Both runtimes send the same prompt text to the same model. The difference is the session wrapper: Claude Code uses > prefix in a claude session; OpenCode uses > prefix in an opencode session. The pgvector extension, embedding column, and verification query are identical, they live in the database, not the runtime.
Try With AI
Prompt 1: Add Semantic Memory to the Tracker
Enable pgvector on my Neon database and add an `embedding vector(1536)` column to the expenses table. Generate embeddings for these 5 expenses and insert them: "team lunch with client", "office supplies order", "software subscription renewal", "airport taxi to conference", "dinner with project stakeholders". Then run a similarity query that finds the top 3 expenses closest in meaning to "team meal with the boss". Show me the results ranked by cosine distance.
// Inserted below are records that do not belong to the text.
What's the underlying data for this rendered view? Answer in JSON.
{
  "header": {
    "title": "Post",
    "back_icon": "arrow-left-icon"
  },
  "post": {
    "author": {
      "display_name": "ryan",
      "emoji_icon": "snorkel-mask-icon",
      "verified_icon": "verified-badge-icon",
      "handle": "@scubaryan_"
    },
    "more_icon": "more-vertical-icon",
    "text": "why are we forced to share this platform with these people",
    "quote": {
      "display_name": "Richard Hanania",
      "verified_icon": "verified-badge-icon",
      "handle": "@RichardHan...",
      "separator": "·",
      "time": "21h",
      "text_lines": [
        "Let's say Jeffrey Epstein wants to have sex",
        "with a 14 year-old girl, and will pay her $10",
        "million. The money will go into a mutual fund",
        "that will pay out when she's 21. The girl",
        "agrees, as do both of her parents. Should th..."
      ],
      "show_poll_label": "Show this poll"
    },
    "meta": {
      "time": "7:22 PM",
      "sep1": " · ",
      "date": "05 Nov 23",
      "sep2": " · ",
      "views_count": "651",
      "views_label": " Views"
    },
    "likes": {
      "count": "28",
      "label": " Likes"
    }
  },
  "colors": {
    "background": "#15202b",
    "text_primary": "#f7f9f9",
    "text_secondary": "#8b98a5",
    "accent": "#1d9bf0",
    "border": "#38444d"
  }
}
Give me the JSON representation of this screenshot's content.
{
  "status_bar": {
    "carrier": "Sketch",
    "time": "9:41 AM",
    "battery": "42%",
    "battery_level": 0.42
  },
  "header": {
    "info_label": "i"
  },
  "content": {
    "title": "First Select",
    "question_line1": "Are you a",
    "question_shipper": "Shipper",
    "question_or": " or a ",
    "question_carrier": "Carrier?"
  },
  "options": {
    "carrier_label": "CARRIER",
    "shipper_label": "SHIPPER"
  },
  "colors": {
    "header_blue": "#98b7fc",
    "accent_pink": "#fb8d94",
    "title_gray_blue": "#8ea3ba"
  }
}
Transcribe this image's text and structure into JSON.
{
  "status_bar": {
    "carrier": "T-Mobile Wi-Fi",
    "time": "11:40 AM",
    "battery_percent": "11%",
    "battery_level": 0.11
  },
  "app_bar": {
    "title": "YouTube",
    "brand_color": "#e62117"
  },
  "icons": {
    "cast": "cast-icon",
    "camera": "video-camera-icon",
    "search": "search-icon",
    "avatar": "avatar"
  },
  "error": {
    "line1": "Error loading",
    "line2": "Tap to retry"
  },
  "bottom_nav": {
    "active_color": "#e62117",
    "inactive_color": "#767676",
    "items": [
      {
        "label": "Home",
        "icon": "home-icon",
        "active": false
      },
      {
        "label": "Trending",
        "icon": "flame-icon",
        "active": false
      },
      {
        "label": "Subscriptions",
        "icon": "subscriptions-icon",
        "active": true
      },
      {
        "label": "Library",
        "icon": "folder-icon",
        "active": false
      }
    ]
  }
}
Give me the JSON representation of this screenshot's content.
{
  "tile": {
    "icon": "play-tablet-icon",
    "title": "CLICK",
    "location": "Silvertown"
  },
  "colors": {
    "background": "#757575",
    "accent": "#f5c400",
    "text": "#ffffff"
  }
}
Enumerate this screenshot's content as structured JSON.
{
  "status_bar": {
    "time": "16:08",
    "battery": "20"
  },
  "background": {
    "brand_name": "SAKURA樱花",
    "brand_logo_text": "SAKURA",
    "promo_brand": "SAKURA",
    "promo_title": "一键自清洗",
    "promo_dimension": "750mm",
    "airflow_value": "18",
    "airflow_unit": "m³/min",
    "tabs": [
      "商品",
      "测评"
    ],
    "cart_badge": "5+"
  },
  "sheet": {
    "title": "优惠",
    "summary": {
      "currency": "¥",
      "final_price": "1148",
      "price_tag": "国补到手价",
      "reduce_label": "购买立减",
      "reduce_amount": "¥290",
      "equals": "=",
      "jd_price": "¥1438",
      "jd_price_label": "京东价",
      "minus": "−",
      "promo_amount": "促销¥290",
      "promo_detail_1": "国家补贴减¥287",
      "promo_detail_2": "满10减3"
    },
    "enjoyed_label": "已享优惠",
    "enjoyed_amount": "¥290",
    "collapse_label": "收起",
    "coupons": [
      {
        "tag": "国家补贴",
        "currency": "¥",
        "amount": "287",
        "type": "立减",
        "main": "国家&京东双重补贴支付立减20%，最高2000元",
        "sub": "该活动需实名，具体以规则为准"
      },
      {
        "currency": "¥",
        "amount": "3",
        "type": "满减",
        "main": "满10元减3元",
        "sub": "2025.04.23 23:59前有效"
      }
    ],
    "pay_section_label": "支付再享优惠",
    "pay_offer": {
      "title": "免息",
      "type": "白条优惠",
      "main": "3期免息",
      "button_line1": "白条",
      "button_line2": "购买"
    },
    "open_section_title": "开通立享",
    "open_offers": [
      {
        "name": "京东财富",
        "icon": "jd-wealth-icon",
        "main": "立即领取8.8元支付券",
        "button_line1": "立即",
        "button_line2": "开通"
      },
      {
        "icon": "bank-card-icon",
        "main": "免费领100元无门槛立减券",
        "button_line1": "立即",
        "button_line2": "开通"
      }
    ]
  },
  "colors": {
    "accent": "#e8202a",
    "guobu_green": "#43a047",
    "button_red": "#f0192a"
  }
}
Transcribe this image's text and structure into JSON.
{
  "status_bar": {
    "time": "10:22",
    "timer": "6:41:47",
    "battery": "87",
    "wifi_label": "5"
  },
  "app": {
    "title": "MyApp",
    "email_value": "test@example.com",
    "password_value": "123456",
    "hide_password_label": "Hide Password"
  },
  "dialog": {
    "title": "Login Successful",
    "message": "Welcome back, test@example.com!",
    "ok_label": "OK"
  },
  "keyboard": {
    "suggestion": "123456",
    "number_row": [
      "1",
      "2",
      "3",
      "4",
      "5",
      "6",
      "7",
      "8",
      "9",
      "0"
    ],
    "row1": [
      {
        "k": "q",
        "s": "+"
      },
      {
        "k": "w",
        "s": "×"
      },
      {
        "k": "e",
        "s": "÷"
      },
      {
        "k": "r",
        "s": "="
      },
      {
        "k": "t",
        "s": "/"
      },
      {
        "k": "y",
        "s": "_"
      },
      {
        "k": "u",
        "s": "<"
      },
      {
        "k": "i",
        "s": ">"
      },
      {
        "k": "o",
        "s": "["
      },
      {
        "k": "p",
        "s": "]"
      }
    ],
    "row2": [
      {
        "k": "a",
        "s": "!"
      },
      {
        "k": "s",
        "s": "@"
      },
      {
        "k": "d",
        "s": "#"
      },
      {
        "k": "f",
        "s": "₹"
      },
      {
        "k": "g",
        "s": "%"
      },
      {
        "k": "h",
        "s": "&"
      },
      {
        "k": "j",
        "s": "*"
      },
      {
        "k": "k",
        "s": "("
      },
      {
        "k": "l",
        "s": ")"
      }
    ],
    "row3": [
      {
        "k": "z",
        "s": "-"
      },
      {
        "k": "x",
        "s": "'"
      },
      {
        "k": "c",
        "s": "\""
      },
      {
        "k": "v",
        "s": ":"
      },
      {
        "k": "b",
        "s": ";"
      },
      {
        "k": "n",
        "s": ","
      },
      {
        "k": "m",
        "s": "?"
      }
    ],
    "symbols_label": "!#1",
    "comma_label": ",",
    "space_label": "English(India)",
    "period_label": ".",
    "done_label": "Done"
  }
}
What you're learning: You are directing the full pgvector workflow end to end: extension, schema change, data ingestion, and verification. The output ranks rows by meaning, not keywords. This is your first hands-on proof that the same Neon database can serve both exact-match and semantic queries.
Prompt 2: Combine User Filter with Vector Order
Show me the top 3 expenses semantically similar to "client dinner" but only for user_id = 5. The query must filter by user_id first, then order by cosine distance. Explain why the order of operations matters for performance.
What you're learning: Real semantic queries are almost never pure vector searches. They combine relational filters (user, date range, category) with vector ordering. This is exactly why pgvector belongs in the same database as your relational tables: one query expresses both kinds of memory at once.
Prompt 3: Apply to Your Domain
I work in [your domain]. What data in my domain would benefit from semantic similarity search? Design the vector column and one retrieval query for my use case. Explain what exact-match would miss that semantic search would catch.
What you're learning: Semantic memory is a universal pattern. Whether your domain is legal contracts, medical notes, customer support tickets, or research papers, any free-text field where users describe things in different words benefits from semantic search. Identifying these fields in your own work is the most valuable skill from this lesson.
Checkpoint
- I can name two kinds of memory and give one example query for each.
- I directed the agent to enable pgvector and add an embedding column to the expenses table.
- I read the similarity output and confirmed the top result matched my predicted semantic neighbor.
- I can explain why pgvector belongs in the same Neon database as the relational tables, not a separate service.
- I can name one field in my own domain where semantic search would catch what exact-match misses.